Additionally, the Virginia Attorney General’s role seems different than that of Attorney General’s under other state privacy laws. One of the banner deviations between this law and the CCPA is that there is no private right of action – all enforcement must be done by the Virginia Attorney General.

Similar Legislation in Other States

While Virginia is the first to pass privacy legislation in 2021, it will likely not be the last. There is a pending bill in New York that would give individuals a private right of action to exercise and enforce certain privacy rights akin to the CCPA. A bill under review in Washington State is addressing similar consumer rights and related company responsibilities around protection. Lastly, Florida and Minnesota are also in the process of introducing bills to strengthen consumer rights regarding personal data.

Next Steps

Businesses should not assume that compliance with the CCPA or GDPR translates automatically to compliance with the CDPA. While there is similar verbiage and terminology across the various active privacy laws, the definitions and framework set out in the Virginia law likely carries unique requirements and nuanced differences for each organization.
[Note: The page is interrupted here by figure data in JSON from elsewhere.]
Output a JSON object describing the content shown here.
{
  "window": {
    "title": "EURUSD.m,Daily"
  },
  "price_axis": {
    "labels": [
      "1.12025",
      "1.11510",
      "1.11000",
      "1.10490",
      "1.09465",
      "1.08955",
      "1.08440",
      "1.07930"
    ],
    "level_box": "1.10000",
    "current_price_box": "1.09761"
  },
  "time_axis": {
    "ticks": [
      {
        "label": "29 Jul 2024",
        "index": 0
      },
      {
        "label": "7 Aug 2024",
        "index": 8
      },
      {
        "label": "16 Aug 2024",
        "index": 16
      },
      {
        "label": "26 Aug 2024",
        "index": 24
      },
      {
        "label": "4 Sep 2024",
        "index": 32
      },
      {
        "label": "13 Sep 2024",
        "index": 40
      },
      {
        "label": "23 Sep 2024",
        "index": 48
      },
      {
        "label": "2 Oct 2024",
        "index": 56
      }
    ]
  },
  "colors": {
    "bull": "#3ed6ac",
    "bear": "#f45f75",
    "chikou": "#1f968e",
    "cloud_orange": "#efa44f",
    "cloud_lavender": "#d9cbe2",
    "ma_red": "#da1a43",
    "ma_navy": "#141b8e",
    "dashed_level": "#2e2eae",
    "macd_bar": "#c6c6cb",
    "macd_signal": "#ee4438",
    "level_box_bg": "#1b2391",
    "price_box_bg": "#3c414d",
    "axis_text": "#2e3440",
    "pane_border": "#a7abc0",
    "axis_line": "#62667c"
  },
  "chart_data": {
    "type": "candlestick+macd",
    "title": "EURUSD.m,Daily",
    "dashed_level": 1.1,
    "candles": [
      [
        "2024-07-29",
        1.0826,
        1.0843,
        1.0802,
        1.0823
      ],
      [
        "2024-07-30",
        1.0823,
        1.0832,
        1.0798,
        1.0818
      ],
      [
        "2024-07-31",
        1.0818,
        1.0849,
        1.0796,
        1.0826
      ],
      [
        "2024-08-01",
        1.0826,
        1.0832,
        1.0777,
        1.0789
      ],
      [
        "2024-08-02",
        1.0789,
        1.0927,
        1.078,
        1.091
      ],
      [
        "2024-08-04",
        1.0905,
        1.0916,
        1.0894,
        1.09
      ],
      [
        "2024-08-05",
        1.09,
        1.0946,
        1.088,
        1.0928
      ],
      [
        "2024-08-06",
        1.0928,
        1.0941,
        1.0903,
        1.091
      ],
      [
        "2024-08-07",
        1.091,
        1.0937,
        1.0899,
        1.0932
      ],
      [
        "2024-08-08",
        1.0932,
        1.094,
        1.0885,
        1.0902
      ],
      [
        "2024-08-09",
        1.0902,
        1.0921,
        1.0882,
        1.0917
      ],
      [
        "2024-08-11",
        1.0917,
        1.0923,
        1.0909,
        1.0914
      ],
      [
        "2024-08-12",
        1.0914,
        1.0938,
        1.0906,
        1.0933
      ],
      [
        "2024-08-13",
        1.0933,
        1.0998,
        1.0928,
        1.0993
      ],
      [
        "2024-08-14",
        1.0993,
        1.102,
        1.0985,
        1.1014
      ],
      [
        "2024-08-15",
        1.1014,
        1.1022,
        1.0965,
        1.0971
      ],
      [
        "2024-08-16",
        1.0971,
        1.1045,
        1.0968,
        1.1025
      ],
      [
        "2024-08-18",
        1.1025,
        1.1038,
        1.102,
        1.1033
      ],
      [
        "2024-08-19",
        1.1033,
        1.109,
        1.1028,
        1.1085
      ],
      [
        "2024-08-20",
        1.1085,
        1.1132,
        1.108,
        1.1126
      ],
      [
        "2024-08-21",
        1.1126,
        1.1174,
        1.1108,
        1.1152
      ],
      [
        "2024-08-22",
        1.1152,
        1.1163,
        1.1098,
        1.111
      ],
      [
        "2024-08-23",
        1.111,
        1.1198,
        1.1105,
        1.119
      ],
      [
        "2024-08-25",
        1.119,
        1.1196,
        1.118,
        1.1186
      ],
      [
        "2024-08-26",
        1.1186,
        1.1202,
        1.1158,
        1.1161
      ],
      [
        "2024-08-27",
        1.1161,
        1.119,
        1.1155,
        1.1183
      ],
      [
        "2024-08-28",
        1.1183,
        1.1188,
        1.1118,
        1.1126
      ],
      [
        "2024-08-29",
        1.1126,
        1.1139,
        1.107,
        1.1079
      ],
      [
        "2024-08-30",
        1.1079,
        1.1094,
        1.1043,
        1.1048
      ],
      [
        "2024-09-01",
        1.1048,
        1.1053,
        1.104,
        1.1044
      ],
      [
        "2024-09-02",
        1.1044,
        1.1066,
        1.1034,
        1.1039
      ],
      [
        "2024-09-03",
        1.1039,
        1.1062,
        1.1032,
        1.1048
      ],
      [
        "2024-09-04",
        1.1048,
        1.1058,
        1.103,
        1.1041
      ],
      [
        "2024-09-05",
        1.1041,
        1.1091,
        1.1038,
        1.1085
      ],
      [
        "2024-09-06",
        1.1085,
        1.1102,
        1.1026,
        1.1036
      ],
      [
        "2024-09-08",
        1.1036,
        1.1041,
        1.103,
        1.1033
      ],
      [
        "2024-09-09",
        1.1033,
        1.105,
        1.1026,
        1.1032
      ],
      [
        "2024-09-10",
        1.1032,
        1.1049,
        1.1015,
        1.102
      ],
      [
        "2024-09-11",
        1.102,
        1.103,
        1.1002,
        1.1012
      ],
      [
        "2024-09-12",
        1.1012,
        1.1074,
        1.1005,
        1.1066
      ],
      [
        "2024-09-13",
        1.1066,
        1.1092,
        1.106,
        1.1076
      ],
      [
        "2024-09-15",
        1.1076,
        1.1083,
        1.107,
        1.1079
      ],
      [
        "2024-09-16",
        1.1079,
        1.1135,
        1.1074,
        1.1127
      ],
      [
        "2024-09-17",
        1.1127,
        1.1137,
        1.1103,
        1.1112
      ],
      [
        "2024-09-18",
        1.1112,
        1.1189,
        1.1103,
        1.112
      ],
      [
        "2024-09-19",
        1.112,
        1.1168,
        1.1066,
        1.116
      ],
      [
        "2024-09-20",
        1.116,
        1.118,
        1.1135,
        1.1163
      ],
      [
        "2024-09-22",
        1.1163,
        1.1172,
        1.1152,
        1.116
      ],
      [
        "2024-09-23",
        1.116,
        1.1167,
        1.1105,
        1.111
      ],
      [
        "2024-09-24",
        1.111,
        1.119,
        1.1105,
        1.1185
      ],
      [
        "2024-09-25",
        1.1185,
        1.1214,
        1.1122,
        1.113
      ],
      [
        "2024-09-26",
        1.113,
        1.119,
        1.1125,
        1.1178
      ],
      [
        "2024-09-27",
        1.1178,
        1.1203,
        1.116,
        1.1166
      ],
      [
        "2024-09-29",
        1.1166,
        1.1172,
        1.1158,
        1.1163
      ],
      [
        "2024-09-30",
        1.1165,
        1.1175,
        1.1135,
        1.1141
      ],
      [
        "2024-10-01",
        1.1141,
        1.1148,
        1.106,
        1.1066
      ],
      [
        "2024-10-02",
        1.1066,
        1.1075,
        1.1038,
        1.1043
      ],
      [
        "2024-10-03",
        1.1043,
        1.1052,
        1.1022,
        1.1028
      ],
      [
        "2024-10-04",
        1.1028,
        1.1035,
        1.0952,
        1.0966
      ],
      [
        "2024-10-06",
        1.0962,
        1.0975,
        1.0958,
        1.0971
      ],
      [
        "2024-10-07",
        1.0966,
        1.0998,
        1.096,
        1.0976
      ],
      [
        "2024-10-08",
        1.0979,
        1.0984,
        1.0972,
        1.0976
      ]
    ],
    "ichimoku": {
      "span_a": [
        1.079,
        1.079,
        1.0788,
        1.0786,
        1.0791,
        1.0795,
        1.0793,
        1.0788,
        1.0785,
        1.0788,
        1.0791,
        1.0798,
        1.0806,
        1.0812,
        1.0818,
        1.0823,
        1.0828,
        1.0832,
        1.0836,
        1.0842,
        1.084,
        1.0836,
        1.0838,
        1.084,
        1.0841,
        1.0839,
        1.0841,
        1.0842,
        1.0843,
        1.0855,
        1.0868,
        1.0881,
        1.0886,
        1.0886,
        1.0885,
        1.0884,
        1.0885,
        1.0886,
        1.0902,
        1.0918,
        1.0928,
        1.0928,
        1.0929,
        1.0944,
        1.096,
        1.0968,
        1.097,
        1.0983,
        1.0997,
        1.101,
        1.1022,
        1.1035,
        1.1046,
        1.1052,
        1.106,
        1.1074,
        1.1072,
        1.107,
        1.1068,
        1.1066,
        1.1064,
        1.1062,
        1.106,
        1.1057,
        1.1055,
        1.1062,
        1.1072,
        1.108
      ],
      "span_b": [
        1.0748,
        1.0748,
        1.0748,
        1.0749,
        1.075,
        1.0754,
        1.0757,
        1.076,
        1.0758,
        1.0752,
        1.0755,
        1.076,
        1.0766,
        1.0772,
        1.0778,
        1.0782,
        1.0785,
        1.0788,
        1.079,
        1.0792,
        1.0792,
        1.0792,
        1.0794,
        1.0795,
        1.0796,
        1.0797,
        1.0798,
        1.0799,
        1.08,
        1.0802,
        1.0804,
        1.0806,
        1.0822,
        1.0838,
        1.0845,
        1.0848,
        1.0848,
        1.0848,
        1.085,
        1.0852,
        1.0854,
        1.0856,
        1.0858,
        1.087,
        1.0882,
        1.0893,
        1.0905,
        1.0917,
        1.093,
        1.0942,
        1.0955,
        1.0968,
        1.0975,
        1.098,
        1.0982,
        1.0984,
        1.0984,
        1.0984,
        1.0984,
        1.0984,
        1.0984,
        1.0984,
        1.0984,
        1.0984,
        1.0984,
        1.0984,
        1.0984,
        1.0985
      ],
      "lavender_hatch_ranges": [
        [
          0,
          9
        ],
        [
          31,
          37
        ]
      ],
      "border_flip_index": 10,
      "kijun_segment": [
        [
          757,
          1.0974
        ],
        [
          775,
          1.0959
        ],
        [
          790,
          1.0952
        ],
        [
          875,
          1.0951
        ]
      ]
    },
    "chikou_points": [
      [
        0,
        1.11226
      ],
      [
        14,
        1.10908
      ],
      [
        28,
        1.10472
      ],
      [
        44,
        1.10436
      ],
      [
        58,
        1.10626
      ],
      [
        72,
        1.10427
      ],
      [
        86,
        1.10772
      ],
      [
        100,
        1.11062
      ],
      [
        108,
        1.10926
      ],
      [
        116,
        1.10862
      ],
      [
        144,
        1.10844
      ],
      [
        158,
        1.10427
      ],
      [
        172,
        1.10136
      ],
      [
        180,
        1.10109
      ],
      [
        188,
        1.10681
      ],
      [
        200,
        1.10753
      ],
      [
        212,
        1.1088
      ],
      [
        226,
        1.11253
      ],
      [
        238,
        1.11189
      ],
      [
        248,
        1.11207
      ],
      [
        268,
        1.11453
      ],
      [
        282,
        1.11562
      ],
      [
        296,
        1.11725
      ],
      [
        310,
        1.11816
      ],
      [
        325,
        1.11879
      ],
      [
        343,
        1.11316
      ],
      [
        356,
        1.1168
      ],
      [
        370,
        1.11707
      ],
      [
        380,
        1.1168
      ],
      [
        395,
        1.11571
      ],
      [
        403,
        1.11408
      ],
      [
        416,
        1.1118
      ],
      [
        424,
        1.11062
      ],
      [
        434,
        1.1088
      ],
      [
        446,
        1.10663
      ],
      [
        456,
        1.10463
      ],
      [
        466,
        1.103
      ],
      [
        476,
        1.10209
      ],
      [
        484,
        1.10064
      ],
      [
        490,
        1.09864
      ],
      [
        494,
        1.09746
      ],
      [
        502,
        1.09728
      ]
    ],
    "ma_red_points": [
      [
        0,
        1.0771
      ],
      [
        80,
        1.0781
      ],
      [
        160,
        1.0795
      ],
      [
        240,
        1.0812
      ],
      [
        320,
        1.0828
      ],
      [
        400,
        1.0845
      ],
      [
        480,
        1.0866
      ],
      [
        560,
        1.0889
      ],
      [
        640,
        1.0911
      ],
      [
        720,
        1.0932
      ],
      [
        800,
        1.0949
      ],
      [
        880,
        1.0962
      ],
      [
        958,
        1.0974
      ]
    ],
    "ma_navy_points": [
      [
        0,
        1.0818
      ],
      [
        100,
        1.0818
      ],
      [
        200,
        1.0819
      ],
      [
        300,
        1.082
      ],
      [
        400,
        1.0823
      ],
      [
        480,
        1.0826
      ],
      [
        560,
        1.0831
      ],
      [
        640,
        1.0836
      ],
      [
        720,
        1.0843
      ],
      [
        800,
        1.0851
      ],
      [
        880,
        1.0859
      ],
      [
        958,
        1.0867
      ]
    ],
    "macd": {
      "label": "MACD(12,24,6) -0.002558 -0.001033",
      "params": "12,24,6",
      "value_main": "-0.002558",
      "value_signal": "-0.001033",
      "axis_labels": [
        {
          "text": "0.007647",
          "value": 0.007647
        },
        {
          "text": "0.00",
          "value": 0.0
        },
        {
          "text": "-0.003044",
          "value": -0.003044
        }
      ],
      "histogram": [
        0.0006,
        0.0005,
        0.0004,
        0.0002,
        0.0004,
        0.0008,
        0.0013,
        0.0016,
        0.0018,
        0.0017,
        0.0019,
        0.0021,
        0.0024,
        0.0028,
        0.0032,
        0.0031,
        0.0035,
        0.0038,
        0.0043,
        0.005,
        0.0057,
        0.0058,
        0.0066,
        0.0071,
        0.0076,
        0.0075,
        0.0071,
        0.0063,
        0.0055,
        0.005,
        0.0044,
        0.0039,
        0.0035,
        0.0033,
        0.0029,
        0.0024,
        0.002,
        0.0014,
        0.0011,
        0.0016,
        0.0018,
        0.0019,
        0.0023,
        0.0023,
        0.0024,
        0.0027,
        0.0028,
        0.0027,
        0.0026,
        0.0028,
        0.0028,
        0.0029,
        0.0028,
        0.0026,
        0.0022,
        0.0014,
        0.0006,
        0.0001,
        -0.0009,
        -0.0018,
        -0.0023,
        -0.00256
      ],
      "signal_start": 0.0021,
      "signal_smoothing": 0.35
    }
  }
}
As a first measure, lawyers, IT professionals and privacy specialists within your organization need to fully assess what additional requirements are imposed by CDPA to develop a compliance plan most suited for your business.

Finally, while 2023 may seem distant, efforts required to comply with other recent privacy laws have proven that these initiatives require time to carefully plan, assess gaps in current compliance mechanisms, and implement new policies, processes and remediation efforts. It is not too early to start CDPA compliance efforts (while keeping a watchful eye on other state’s pending initiatives to enact consumer privacy protection laws).